Fairly significant difference.

Some Test Code:

        DateTime startTime;
        DateTime endTime;
        double answer;
        double diff2;
        double diff3;
        Vector2 pos1 = new Vector2(10, 10);
        Vector2 pos2 = new Vector2(50, 50);

        startTime = DateTime.Now;
        for (int i = 0; i < 10000000; i++)
        {
            pos1.X = 100;
            pos1.Y = 100;

            pos2.X = 500;
            pos2.Y = 500;

            answer = Math.Sqrt((pos2.X - pos1.X) * (pos2.X - pos1.X) + (pos2.Y - pos1.Y) * (pos2.Y - pos1.Y));
        }

        endTime = DateTime.Now;

        diff2 = (endTime - startTime).TotalMilliseconds;

        startTime = DateTime.Now;
        for (int i = 0; i < 10000000; i++)
        {
            pos1.X = 100;
            pos1.Y = 100;

            pos2.X = 500;
            pos2.Y = 500;

            answer = Vector2.Distance(pos1, pos2);
        }

        endTime = DateTime.Now;

        diff3 = (endTime - startTime).TotalMilliseconds;

Seems kind of strange! This is the code for Vector2.Distace from the MG Github repo:

public static float Distance(Vector2 value1, Vector2 value2)
{
    float v1 = value1.X - value2.X, v2 = value1.Y - value2.Y;
	return (float)Math.Sqrt((v1 * v1) + (v2 * v2));
}

If anything that should be more efficient (unless double to float is killing it).

1 Like

There are some previous considerations to this message:

First, your difference of ~3.4 is around ~2 for me. That’s because you’re either using the MonoGame debug DLL, or you’re compiling your speed test project with Debug, or you’re running your project with F5 (instead of Ctrl+F5), or a combination of those. When testing speeds it’s better to test the “really release mode” (that’s MG release, release compilation, and Ctrl+F5)
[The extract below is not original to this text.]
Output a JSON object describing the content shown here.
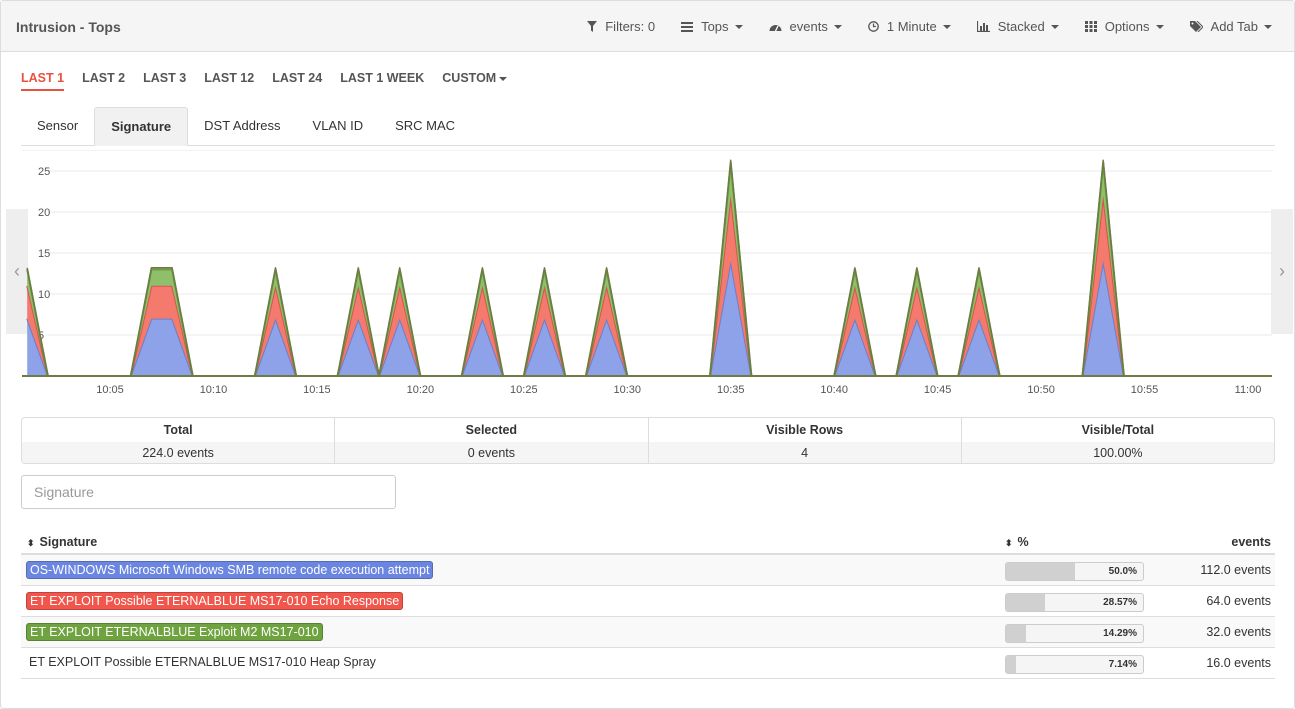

Second, DateTime is not an accurate way to measure short amounts of time. It’s better to use Stopwatch.

That said, the reason it’s slower is that the Vector2.Distance call is not inlined, so a call is made. This is always slower than an inlined code execution. When in doubt about this kind of things, launch ILSpy and have a look at the generated code.

Workarounds? You could mark the Vector2.Distance in monogame source code as Aggressive Inlining, but I’m not sure if it’ll work. I’m not an expert but I think that the JIT plays a big role in inlining, so, being the code in another assembly it’s possible that the Vector2.Distance is inlined depending on the JIT. You may get it inlined in net core 3, but not on a previous version.

2 Likes

Additionally the method call has to convert the float back to double to store it in ‘answer’.
To make a fair comparison you should make double float and call ‘answer = (float)Math.Sqrt((pos2.X - pos1.X) * (pos2.X - pos1.X) + (pos2.Y - pos1.Y) * (pos2.Y - pos1.Y));’
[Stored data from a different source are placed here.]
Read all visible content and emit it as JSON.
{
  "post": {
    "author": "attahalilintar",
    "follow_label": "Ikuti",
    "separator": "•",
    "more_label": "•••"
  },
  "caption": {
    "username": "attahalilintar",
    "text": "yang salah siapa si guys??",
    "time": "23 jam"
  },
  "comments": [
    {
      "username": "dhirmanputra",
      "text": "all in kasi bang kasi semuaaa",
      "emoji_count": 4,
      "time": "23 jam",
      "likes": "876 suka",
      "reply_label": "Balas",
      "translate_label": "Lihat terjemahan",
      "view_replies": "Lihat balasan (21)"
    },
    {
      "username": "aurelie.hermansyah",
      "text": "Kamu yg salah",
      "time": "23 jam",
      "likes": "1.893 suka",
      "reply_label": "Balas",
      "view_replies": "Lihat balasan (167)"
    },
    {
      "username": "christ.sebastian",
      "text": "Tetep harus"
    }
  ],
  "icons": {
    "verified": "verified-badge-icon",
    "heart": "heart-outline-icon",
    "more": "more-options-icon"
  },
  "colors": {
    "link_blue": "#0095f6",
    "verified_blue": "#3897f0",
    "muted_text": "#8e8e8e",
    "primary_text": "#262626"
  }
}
My guess is that most of the cycles are wasted on copying the two vectors.
Try the faster Vector2.Distance(ref pos1, ref pos2, out answer);

3 Likes

necropost

This is a common problem because Microsoft’s Math.Sqrt() uses double, so it’s accurate and slow.
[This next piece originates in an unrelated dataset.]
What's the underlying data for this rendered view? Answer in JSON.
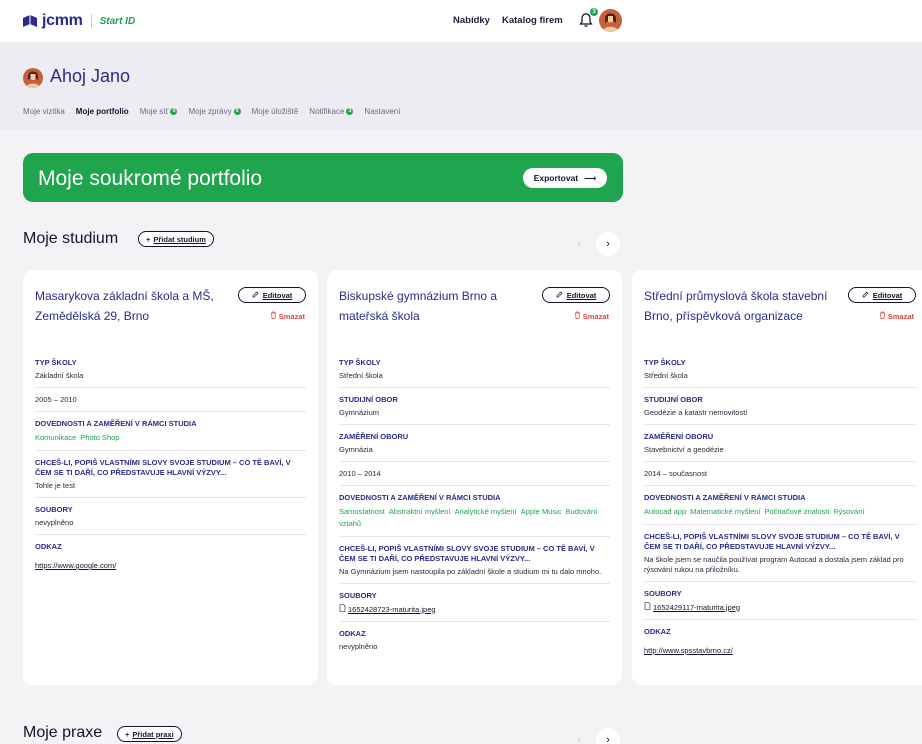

Might be worth looking into a less accurate float/int version of Sqrt that’s “close enough”. An integer value is close enough in most cases.

It depends why are you trying to get the distance, my personal advice is that if you want just to compare between two or more distances to know which one is closer or farther from your reference point use the distance square to compare how far those points are, so I don’t do the Math.Sqrt and save a lot of cycles, I get the same result since I don’t care about the distance value but I care about the order.

3 Likes

Use MathF instead of Math if you don’t need better precision than float/single.

I just checked, Monogame is using MathF internally in 3.8.1. So go ahead and use the Vector operations all you want.

Otherwise I completely agree, if you’re using Math anywhere in your game code you almost certainly should be using MathF instead.

@SL2 & @Quasar,

Thank you for posting about MathF. For some reason I wasn’t aware of this and was using Math for calculations when MonoGame’s library didn’t have the features I needed. Flows much nicer using MathF with floating point numbers.